LONDON (Reuters) - British luxury brand Burberry (BRBY.L) has agreed to license its fragrances and cosmetics business to Coty (COTY.N) for $162 million, plus a $63 million payment for inventory, in a deal that will help it develop new products and give it the benefit of the U.S. group’s extensive distribution network.
Best known for its British-made trenchcoats, Burberry’s beauty range is led by fragrances My Burberry and Mr Burberry, and includes cosmetics to help introduce its brand to new consumers.
The company, which took the perfume business back in house in 2013, said it would retain creative control while Coty, which counts Gucci, Hugo Boss and Calvin Klein in its portfolio, would bring its global distribution network to the table.
Chief Financial Officer Julie Brown said Burberry had repositioned the business by cutting secondary-channel sales, and it was now time to team up to develop it further.
“Coty has very broad experience of working closely with other luxury brands,” she said in an interview. “We will benefit from their deep beauty industry expertise and also their first-class distribution.”
Coty will pay 130 million pounds ($163 million) for the long-term license, plus about 50 million pounds for inventory and other assets, Burberry said. It will also pay royalties from October.

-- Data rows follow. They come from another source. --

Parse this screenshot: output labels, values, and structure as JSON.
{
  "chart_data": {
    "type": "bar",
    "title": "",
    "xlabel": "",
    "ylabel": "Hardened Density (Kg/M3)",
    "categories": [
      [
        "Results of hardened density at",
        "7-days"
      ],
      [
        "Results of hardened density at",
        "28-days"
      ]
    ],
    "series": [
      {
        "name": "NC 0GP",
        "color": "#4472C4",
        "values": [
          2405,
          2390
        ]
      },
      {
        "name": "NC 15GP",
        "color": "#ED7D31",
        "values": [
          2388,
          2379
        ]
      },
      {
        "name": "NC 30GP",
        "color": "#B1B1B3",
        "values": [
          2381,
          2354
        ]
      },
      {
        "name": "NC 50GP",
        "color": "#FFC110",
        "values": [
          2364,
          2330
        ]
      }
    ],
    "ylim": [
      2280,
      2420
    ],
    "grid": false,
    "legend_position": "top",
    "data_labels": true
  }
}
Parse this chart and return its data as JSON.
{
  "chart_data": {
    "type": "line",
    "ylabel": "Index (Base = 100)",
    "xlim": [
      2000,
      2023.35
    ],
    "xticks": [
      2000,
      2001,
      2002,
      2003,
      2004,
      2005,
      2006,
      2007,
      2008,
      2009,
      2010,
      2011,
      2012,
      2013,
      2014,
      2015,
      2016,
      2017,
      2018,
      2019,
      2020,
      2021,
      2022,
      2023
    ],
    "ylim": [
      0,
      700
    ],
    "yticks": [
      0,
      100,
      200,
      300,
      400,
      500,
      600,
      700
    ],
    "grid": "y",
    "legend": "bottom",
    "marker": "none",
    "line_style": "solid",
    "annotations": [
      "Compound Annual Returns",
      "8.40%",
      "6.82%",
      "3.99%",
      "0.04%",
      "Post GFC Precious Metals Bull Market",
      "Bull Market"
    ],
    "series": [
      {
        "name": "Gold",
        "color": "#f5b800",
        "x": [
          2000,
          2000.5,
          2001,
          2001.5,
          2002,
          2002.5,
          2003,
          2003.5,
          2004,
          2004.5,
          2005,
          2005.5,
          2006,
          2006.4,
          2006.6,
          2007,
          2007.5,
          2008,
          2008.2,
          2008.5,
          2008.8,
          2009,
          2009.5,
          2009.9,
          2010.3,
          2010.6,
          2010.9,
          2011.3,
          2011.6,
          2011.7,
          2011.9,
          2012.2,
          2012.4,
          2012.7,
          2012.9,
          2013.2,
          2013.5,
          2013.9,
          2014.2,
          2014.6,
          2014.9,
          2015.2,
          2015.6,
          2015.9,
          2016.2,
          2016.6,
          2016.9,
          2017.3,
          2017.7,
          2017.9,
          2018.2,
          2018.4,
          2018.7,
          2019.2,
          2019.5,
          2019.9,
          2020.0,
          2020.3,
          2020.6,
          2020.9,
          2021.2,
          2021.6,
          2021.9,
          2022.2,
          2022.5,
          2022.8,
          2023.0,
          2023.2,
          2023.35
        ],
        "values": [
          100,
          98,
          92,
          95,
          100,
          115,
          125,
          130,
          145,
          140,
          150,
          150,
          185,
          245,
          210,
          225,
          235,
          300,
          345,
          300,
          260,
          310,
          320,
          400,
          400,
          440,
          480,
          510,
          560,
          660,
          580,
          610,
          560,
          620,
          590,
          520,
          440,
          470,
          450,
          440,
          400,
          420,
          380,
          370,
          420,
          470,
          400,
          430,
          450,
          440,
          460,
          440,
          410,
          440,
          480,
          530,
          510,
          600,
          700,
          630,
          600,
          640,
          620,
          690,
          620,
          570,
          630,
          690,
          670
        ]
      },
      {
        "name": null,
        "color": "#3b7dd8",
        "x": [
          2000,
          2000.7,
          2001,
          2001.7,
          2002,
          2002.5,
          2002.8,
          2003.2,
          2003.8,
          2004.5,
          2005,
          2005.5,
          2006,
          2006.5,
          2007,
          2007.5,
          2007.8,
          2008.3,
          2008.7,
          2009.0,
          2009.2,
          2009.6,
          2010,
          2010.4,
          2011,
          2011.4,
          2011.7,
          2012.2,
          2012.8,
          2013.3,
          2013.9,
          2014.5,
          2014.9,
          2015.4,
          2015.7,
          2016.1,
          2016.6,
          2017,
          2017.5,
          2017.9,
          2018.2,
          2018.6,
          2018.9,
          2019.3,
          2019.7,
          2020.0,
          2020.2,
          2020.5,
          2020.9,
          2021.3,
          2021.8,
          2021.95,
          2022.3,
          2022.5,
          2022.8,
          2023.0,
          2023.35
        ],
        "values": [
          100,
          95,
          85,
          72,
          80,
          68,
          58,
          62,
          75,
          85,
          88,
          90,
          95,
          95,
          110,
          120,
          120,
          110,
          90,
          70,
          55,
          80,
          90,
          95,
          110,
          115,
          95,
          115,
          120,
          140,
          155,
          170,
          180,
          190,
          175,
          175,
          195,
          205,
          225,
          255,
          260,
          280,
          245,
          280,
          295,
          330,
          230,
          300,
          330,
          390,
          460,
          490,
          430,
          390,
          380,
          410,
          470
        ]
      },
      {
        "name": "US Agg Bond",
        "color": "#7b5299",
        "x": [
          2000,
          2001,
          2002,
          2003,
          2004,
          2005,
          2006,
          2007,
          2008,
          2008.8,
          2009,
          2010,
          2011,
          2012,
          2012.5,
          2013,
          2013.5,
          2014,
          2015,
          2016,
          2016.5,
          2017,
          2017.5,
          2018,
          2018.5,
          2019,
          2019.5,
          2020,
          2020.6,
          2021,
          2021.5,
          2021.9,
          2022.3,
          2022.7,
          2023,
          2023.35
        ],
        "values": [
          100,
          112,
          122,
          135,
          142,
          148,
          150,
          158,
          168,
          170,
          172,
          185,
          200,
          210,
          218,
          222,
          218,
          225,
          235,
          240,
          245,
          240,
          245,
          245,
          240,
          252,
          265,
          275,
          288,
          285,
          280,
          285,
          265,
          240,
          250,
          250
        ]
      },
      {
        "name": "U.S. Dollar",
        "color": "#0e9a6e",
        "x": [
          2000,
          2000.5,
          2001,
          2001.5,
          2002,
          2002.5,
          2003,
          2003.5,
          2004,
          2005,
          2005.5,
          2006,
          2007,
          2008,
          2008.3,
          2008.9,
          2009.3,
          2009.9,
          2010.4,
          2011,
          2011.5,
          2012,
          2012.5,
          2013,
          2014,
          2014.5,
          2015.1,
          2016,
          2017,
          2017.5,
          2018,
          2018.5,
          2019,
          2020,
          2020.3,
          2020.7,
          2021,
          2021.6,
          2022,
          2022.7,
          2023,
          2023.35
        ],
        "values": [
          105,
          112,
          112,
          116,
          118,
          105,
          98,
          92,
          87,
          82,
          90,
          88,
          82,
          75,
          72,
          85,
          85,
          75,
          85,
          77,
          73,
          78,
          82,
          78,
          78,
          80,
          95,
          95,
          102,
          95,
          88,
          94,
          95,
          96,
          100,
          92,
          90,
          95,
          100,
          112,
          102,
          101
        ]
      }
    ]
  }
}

Beauty contributed 7 percent of Burberry’s revenue in the first half of its 2016/17 financial year, down 17 percent on the prior period, partly as a result of the repositioning.
It launched men’s fragrance Mr Burberry a year ago and young British model Iris Law has promoted its cosmetics.
Chief Operating Officer John Smith said there was an opportunity to increase cosmetics sales, which currently account for about 8 percent of beauty sales against an industry average of a third.
“Make-up is a key recruitment tool for a luxury brand, in that the price points are a lot lower than any other product,” he said. “As a means of recruiting people into the brand, it’s perfect.”
Shares in Burberry were trading up 1 percent at 1,739 pence at 1306 GMT (9:06 a.m. ET).
Analysts at Exane BNP Paribas said they welcomed the decision to find a partner to develop the beauty business.
“In fact, we never liked the idea of Burberry managing its beauty business directly, as beauty is an FMCG (fast moving consumer goods) business where you win on the back of global reach,” they said.
Burberry said the deal would be broadly neutral to adjusted profit before tax in 2017/18 and accretive the following year.